Minha primeira escolha para um estúdio de gravação externo seria um lugar chamado Pachyderm em Cannon Falls, Minnesota. É uma ótima instalação com excelente acústica e uma mansão dos sonhos que qualquer arquiteto acharia confortável, onde a banda pode morar durante as gravações. Isso torna tudo mais eficiente. Como todos estão lá, as coisas são feitas e as decisões são tomadas muito mais rapidamente do que se as pessoas estivessem em algum lugar da cidade. Há também todas as coisas finas como sauna e piscina e lareiras e riacho de trutas e duzentos mil metros quadrados e por aí vai. Já gravei vários discos lá e sempre gostei do lugar. Também é bem barato, ainda pelo seu tamanho.

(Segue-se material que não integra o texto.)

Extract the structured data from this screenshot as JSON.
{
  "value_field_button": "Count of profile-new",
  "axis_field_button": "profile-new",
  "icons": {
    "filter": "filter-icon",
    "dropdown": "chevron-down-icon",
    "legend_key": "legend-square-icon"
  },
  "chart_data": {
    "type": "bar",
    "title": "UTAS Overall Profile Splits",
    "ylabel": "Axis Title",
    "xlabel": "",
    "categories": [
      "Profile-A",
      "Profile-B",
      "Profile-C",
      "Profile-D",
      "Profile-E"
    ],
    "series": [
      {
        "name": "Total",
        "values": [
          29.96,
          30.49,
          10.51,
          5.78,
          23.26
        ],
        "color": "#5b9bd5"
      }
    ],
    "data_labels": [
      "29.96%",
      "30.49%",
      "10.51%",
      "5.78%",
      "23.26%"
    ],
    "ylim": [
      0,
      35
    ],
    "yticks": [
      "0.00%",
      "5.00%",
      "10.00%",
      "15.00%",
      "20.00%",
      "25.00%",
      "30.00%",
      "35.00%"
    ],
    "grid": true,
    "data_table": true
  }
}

A única desvantagem do Pachyderm é que os proprietários e o gerente não são técnicos e não têm um técnico de plantão. Já trabalhei lá o suficiente para poder consertar praticamente qualquer coisa que possa dar errado, exceto um sério colapso eletrônico, mas tenho um cara com quem trabalho muito (Bob Weston) que é muito bom em eletrônica (design de circuitos, resolver problemas e construir as coisas na hora), então se decidirmos fazer isso lá, ele provavelmente estará na minha folha de pagamento, já que seria um seguro barato se uma fonte de alimentação explodir ou ocorrer uma falha grave no no auge do inverno, a 80 quilômetros da loja de eletrônicos mais próxima. Ele também é engenheiro de gravação, então pode fazer algumas das coisas mais mundanas (catalogar fitas, empacotar coisas, buscar suprimentos) enquanto fazemos o disco propriamente dito.

Algum dia vou convencer o Jesus Lizard a ir até lá e nos divertiremos de verdade. Ah, sim, e é o mesmo console Neve em que o álbum Back in Black do AC/DC foi gravado e mixado, então você sabe que tem o rock.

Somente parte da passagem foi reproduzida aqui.